D’abord, dans les outils de travail au quotidien. Le confinement et le télétravail qui l’a accompagné, c’est la victoire des Slack, Trello, Zoom au quotidien… souvent oubliés, les Réseaux Sociaux d’Entreprises, ces grosses machines qui finalement, séduisent bien moins que des solutions plus légères, plus simples et collaboratives !Et… facile à utiliser de partout, sans configurations préalables complexes du service informatique…

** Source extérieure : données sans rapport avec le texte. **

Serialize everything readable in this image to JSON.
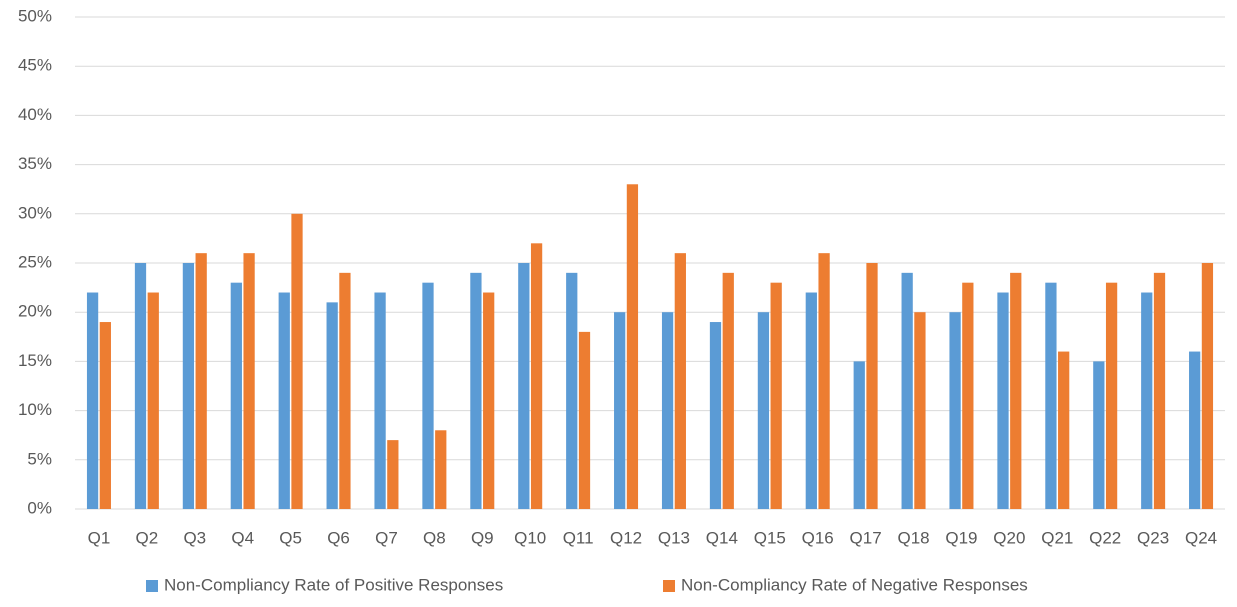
{
  "chart_data": {
    "type": "bar",
    "categories": [
      "Q1",
      "Q2",
      "Q3",
      "Q4",
      "Q5",
      "Q6",
      "Q7",
      "Q8",
      "Q9",
      "Q10",
      "Q11",
      "Q12",
      "Q13",
      "Q14",
      "Q15",
      "Q16",
      "Q17",
      "Q18",
      "Q19",
      "Q20",
      "Q21",
      "Q22",
      "Q23",
      "Q24"
    ],
    "series": [
      {
        "name": "Non-Compliancy Rate of Positive Responses",
        "color": "#5b9bd5",
        "values": [
          22,
          25,
          25,
          23,
          22,
          21,
          22,
          23,
          24,
          25,
          24,
          20,
          20,
          19,
          20,
          22,
          15,
          24,
          20,
          22,
          23,
          15,
          22,
          16
        ]
      },
      {
        "name": "Non-Compliancy Rate of Negative Responses",
        "color": "#ed7d31",
        "values": [
          19,
          22,
          26,
          26,
          30,
          24,
          7,
          8,
          22,
          27,
          18,
          33,
          26,
          24,
          23,
          26,
          25,
          20,
          23,
          24,
          16,
          23,
          24,
          25
        ]
      }
    ],
    "ylim": [
      0,
      50
    ],
    "yticks": [
      {
        "value": 0,
        "label": "0%"
      },
      {
        "value": 5,
        "label": "5%"
      },
      {
        "value": 10,
        "label": "10%"
      },
      {
        "value": 15,
        "label": "15%"
      },
      {
        "value": 20,
        "label": "20%"
      },
      {
        "value": 25,
        "label": "25%"
      },
      {
        "value": 30,
        "label": "30%"
      },
      {
        "value": 35,
        "label": "35%"
      },
      {
        "value": 40,
        "label": "40%"
      },
      {
        "value": 45,
        "label": "45%"
      },
      {
        "value": 50,
        "label": "50%"
      }
    ],
    "grid": true,
    "legend": "bottom"
  }
}
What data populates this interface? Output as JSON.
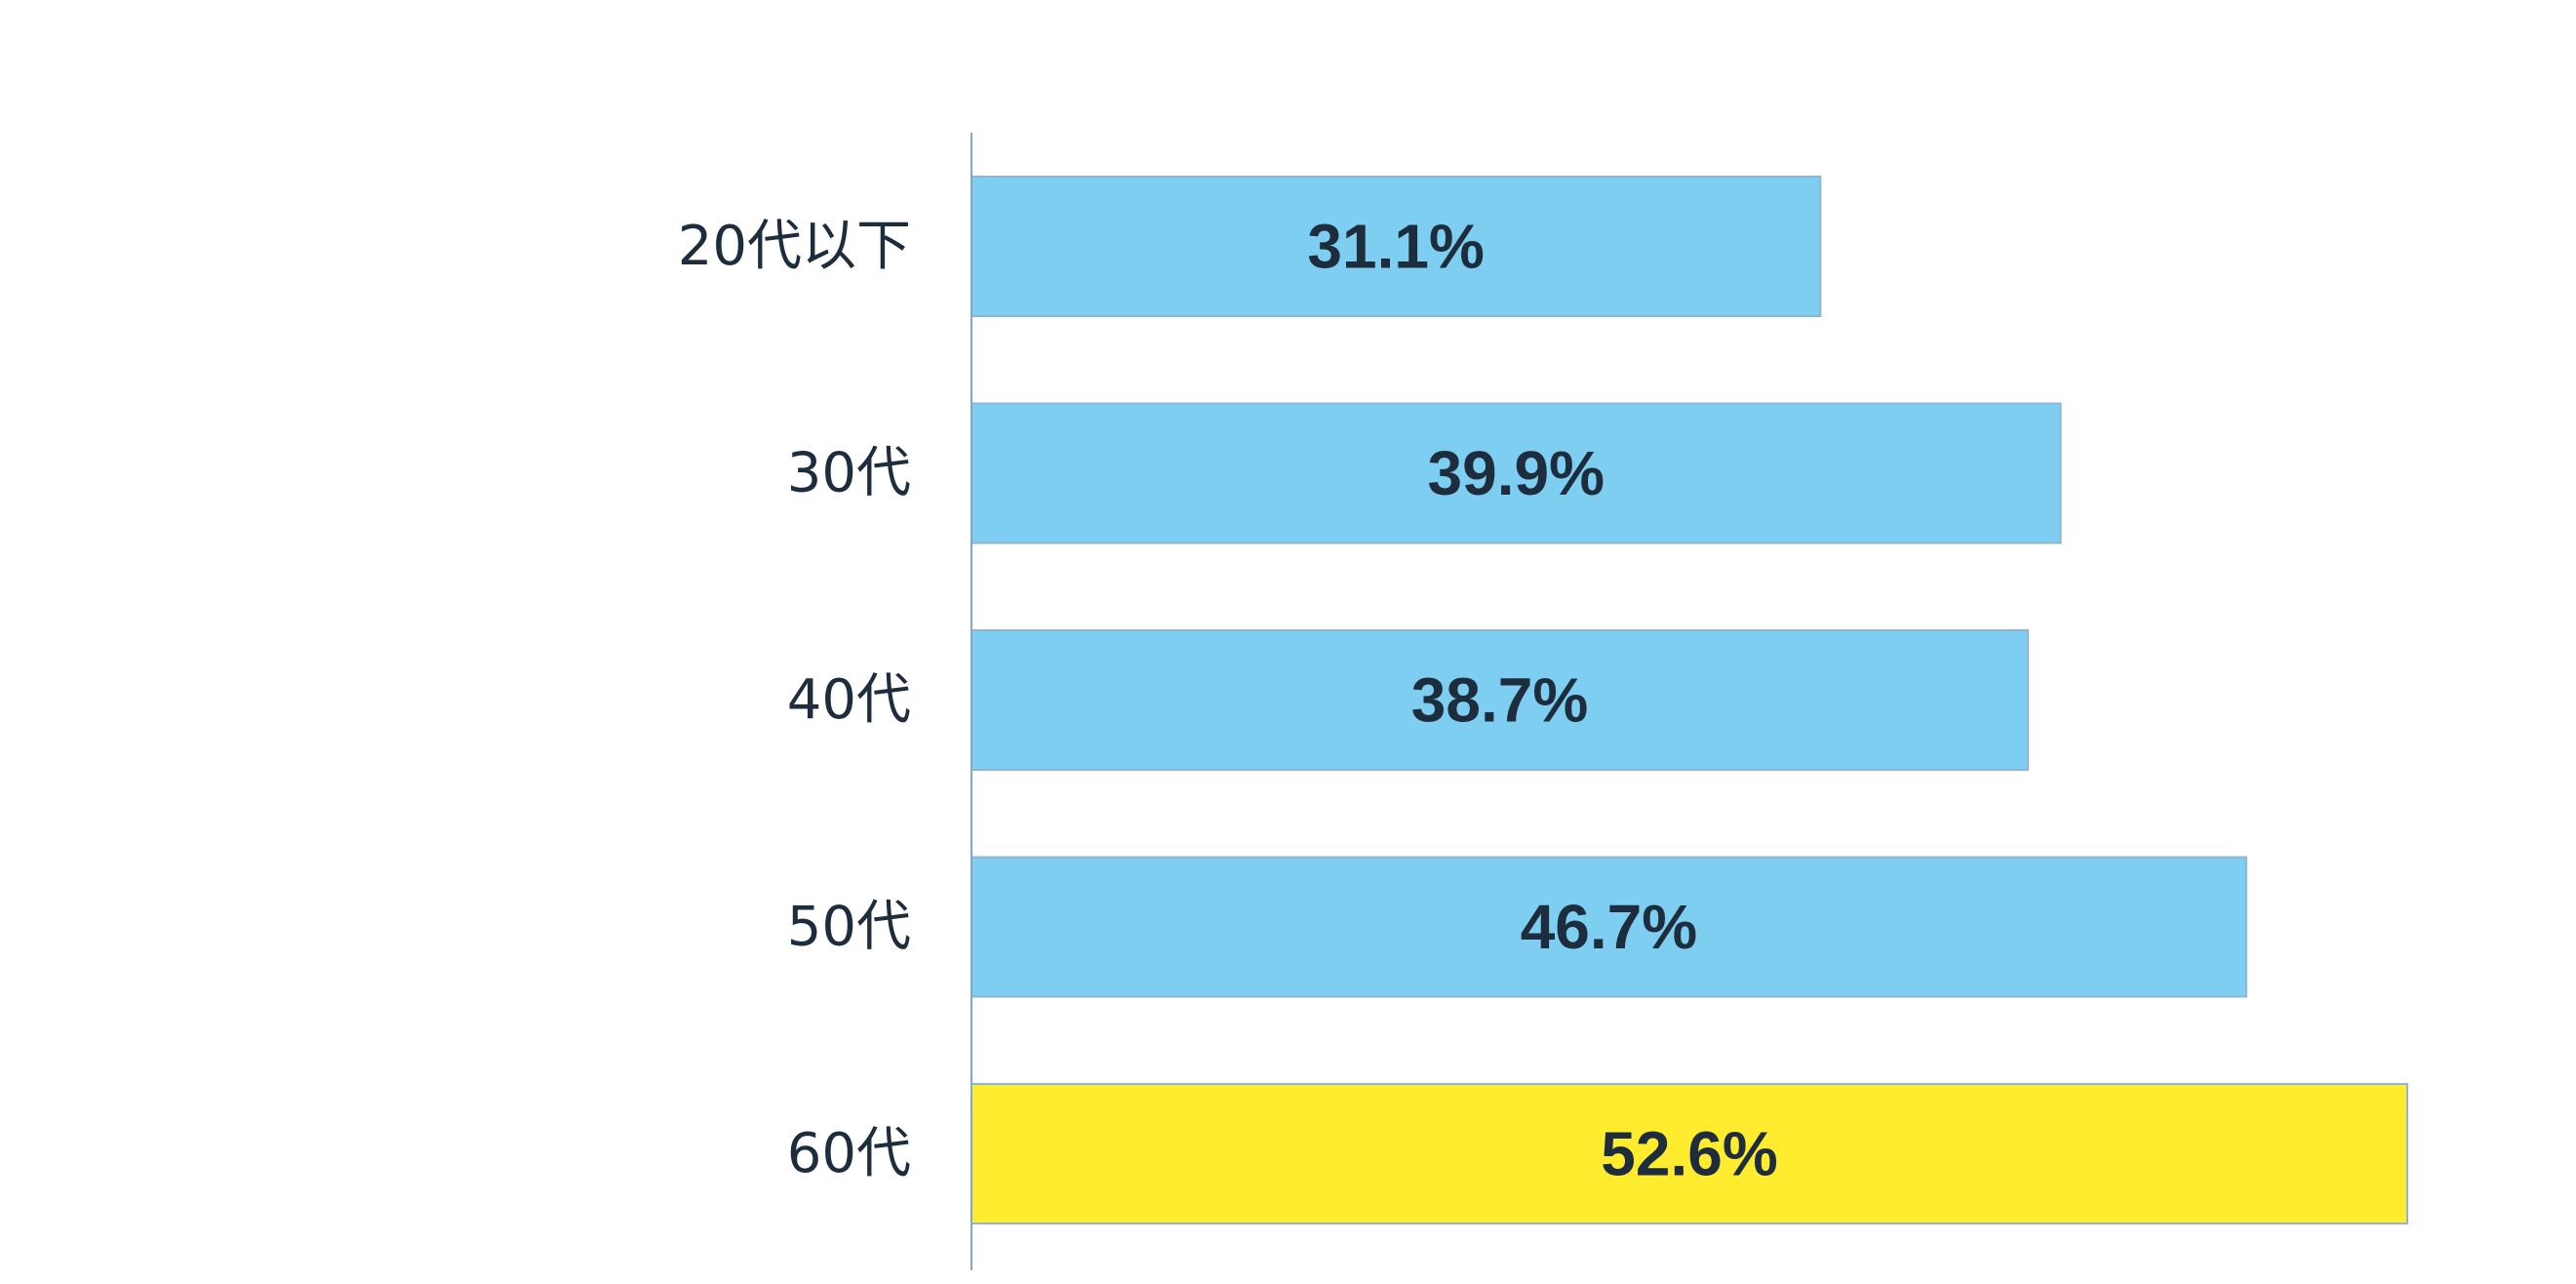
{
  "chart_data": {
    "type": "bar",
    "orientation": "horizontal",
    "categories": [
      "20代以下",
      "30代",
      "40代",
      "50代",
      "60代"
    ],
    "values": [
      31.1,
      39.9,
      38.7,
      46.7,
      52.6
    ],
    "value_labels": [
      "31.1%",
      "39.9%",
      "38.7%",
      "46.7%",
      "52.6%"
    ],
    "unit": "%",
    "xlim": [
      0,
      52.6
    ],
    "grid": false,
    "legend": "none",
    "colors": {
      "default": "#7dcef0",
      "highlight": "#ffec2e",
      "text": "#1e2d3d",
      "axis": "#7fa8cf"
    },
    "highlight_index": 4
  }
}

Ensuite, cette expérience collaborateur, dont la signification semble être si vague, elle peut être définie au plus près et soutenue grâce à des solutions techniques existantes. Nous avions déjà parlé de ces start ups, qui aident les services RH à interroger leurs employés sur leurs ressentis, à répondre à leurs questions, à les intégrer dans la stratégie d’entreprise, à renforcer la cohésion sociale des équipes, à mesurer leur satisfaction, etc.

Ensuite, c’est la gestion RH dans son ensemble qui est facilitée par des solutions techniques qu’apportent la HR Tech. Gestion des temps, des plannings, automatisation des services RH…

Chez Stairwage, par exemple, nous aidons à supprimer cette étape un peu taboue, qui empêche beaucoup de salariés de demander un acompte sur salaire : celle de la remise aux ressources humaines du formulaire de demande d’acompte. A sa place, nous permettons aux employés de déclencher le virement de la somme directement depuis l’application.

Et cette automatisation, cette suppression d’intermédiaires, est en passe d’améliorer sensiblement l’expérience collaborateur et… le besoin d’autonomie.

 

Nul doute, donc, que les services RH vont devoir revoir, en considération des crises sanitaires et économiques, les roadmaps « Expérience Collaborateurs 2020 »,savamment préparées en début d’année.

Les plans d’actions, les préconisations, les mémos au CEO…Vont probablement devoir être modifiés en profondeur, car nous avons réalisé une ellipse dans le temps, autant gigantesque qu’imprévisible !

A charge donc, pour les services Ressources Humaines, d’intégrer cette nouvelle donnée fondamentale,qui s’appelle l’autonomie et qui ne pourra plus être passée sous silence.